Published on 03/10/2022 14:18
(Credit: Lauren Dauphin, using Landsat data from the USGS.)
Before trees existed, when the Earth was inhabited only by single-celled organisms, the largest asteroid to hit our planet crashed near what we now know as Johannesburg, South Africa, forming the Fredford crater. information from IFL Science.
With an estimated crater size between 250 and 280 kilometers after the first impact, the asteroid’s size was originally calculated to be about 15 kilometers in diameter. However, new research from the University of Rochester indicates that the recalculated size is closer to 25 kilometres.
The team used a collision physics program called Simplified Arbitrary Langrangean Eulerian (iSALE) to calculate the asteroid size needed to create an impact at the Vredefort scale.
They found that the original diameter estimate would result in an impact site measurement of about 172 kilometres. To get to the actual figure of 250-280 kilometers, the impact would have to be much greater.
Estimates of the impact this effect might have on the Earth’s environment can be drawn from what we already know about the consequences of the Chicxulub effect.
As the cause of the mass extinction of the dinosaurs, the Chicxulub crater was created by a 10-kilometre asteroid that destroyed 75% of the plant and animal species on Earth 66 million years ago.
Fortunately for all living things, there wasn’t much around two billion years ago. Although not a cause of the mass extinction event, it is believed that the Vredefort effect could have a greater impact on global climate than the Chicxulub effect.
Large amounts of dust from an asteroid impact can block the sun, in a period of hours to decades. This could cause the Earth’s surface temperature to cool dramatically.
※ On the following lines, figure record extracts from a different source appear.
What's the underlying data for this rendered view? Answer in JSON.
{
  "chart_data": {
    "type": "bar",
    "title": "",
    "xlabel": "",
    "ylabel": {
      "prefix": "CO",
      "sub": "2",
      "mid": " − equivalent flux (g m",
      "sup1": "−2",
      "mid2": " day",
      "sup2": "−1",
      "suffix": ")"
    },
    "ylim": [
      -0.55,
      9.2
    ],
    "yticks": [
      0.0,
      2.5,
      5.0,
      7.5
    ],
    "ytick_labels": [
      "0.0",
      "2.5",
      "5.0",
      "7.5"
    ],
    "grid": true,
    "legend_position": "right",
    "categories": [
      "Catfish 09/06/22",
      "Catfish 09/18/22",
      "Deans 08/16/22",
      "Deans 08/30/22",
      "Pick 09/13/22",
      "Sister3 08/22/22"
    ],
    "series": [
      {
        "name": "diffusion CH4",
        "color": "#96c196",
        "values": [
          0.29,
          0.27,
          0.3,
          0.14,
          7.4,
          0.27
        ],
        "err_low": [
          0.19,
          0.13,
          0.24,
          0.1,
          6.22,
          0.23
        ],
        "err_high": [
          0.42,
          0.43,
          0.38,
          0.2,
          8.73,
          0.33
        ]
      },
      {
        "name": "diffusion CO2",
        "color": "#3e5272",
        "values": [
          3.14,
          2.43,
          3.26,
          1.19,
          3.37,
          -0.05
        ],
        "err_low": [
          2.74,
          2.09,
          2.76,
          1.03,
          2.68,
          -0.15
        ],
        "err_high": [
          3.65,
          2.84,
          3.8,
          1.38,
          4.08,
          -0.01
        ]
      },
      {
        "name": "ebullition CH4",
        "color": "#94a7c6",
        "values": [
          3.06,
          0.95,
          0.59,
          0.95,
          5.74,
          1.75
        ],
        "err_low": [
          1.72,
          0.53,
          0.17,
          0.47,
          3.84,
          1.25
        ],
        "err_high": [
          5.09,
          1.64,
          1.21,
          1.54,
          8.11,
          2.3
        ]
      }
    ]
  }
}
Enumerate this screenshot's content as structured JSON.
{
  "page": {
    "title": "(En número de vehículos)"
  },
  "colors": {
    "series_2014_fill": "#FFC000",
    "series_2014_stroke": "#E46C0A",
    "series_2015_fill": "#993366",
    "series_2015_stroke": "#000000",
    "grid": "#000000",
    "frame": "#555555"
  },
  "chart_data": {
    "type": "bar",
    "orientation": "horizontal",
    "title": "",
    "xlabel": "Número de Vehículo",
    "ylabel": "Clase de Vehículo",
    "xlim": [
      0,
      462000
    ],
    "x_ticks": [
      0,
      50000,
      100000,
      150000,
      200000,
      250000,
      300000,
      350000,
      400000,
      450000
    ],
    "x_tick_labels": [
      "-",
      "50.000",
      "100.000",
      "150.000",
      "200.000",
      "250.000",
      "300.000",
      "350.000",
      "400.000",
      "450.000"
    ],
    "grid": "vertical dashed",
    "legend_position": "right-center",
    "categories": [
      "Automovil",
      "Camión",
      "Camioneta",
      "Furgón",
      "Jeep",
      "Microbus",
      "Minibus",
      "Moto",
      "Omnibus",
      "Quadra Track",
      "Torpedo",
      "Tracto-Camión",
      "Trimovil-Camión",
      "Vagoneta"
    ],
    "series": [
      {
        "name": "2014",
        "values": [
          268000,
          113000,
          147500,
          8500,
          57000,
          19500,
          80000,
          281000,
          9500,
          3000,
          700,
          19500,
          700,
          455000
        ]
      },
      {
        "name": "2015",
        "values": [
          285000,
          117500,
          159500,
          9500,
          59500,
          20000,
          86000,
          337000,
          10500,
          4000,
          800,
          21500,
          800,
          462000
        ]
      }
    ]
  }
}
When the dust settles, the carbon dioxide released by the impact can in turn cause the planet to warm by several degrees.
Impacts of this magnitude and time period are important to advance our understanding of the Earth’s geographic layout two billion years ago.
By studying the material ejected from the Vredeford crater, the researchers were able to match the samples with those collected from present-day Karelia in Russia. They estimated the distance of the two land masses to be about 2,000 to 2,500 km at the time of the collision.
In addition to helping to better understand what the planet looked like two billion years ago, information gathered from impacts of this size allows researchers to study the effects of other large planetary impacts and estimate potential impacts of the collision in the future.
The study was published in Journal of Geophysical Research: Planets.